What is one piece of advice would you give to your younger self?
Listen to your instincts and follow your heart. That’s where the key to your happiness lies. Don’t try to be someone you’re not, simply to conform and to please everyone around you. There is a reason you are who you are – tune into the what makes you different and use it to make an impact around you.
What are some of the obstacles you have encountered as a woman in a leadership position compared to your male peers?
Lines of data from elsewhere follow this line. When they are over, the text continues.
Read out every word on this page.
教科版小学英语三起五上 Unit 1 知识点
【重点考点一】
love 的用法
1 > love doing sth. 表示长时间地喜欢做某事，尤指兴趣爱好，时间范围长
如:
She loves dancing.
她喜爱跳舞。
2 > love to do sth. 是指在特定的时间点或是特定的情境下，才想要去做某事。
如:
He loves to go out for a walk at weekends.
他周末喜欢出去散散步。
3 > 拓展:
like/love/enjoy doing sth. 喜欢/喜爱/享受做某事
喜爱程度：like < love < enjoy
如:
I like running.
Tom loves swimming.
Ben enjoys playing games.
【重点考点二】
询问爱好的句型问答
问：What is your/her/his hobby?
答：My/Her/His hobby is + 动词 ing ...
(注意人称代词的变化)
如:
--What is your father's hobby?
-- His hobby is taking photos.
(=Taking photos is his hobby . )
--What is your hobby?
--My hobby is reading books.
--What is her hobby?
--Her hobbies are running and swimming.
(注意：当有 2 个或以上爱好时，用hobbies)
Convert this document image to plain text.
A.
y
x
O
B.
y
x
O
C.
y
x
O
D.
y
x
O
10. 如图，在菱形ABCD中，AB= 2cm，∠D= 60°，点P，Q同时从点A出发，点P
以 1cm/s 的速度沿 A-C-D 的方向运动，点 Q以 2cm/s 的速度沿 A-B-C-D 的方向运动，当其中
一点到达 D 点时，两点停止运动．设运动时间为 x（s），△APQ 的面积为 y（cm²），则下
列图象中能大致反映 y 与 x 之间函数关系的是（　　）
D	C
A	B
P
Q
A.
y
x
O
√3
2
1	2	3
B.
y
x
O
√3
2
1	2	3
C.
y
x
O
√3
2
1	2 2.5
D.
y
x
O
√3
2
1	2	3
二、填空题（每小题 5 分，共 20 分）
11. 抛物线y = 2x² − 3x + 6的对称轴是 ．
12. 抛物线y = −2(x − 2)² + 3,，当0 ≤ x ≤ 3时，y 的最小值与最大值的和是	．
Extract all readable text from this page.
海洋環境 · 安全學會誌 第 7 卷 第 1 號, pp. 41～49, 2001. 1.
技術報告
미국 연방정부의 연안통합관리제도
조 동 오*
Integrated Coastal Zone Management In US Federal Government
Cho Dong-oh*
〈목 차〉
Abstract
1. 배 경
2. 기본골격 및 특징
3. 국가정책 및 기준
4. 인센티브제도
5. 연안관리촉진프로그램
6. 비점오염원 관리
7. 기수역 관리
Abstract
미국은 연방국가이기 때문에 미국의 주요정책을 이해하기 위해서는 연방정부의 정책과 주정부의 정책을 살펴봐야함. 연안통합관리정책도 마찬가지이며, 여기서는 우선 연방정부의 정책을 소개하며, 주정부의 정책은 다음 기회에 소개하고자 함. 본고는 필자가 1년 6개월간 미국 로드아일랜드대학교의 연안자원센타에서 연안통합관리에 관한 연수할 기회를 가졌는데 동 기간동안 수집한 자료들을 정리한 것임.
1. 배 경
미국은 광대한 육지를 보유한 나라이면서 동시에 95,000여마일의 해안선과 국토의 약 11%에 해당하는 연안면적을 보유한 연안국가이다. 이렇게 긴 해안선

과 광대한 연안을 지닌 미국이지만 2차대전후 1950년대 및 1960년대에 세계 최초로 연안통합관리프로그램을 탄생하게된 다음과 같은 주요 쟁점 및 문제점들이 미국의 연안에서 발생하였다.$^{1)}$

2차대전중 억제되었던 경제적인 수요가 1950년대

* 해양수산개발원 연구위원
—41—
I was an operations manager at 22-years of age – the youngest manager in the room, and I found myself being ‘talked down’ to all the time, particularly by men. Regardless of whether they were my manager or not, they stopped to tell me how to do my job, even though I was there because of my abilities and performance. It’s tricky, because the person doing may have good intentions – but you need to remember it is still inappropriate if it makes you feel uncomfortable, regardless of whether others think it should. Comments like, “you remind me of my daughter” or “you won’t understand this now – this understanding comes with age” can be deeply offensive, and no one has the right to belittle you. You are there because you are capable – and you’re an equal, and you can demand that. It was difficult finding my voice and feeling empowered to use it because often as women, we get labelled as emotional, moody and crazy, instead of being applauded for being confident and assertive.
What do you think needs to change in business / workplace culture in the next few years in order for women to feel that they are truly being treated equally?
Representation matters. It creates a huge impact in the way we all see the world. I want to see more women in leadership positions because ultimately that ignites a chain of change, whether that is: inspiring young women, giving half the population a voice, initiating cultural change in organisations, or understanding the female experience. As part of this systematic change, there needs to be a commitment to challenging our own unconscious biases. We all have them, men and women – because we have all grown up in a man’s world. More and more, we are seeing organisations encourage this in order to raise awareness, change processes and adapt systems, not to be ‘gender-specific’, but be more flexible and customised to each individual’s own identity and experience. This needs to expand and amplify. Companies need to be looking to implement training and learning that will help us identify and reduce our biases, and look beyond ‘recruitment’ – into their retention strategies, career development programmes and enabling employee voice – because I suspect they will find biases everywhere.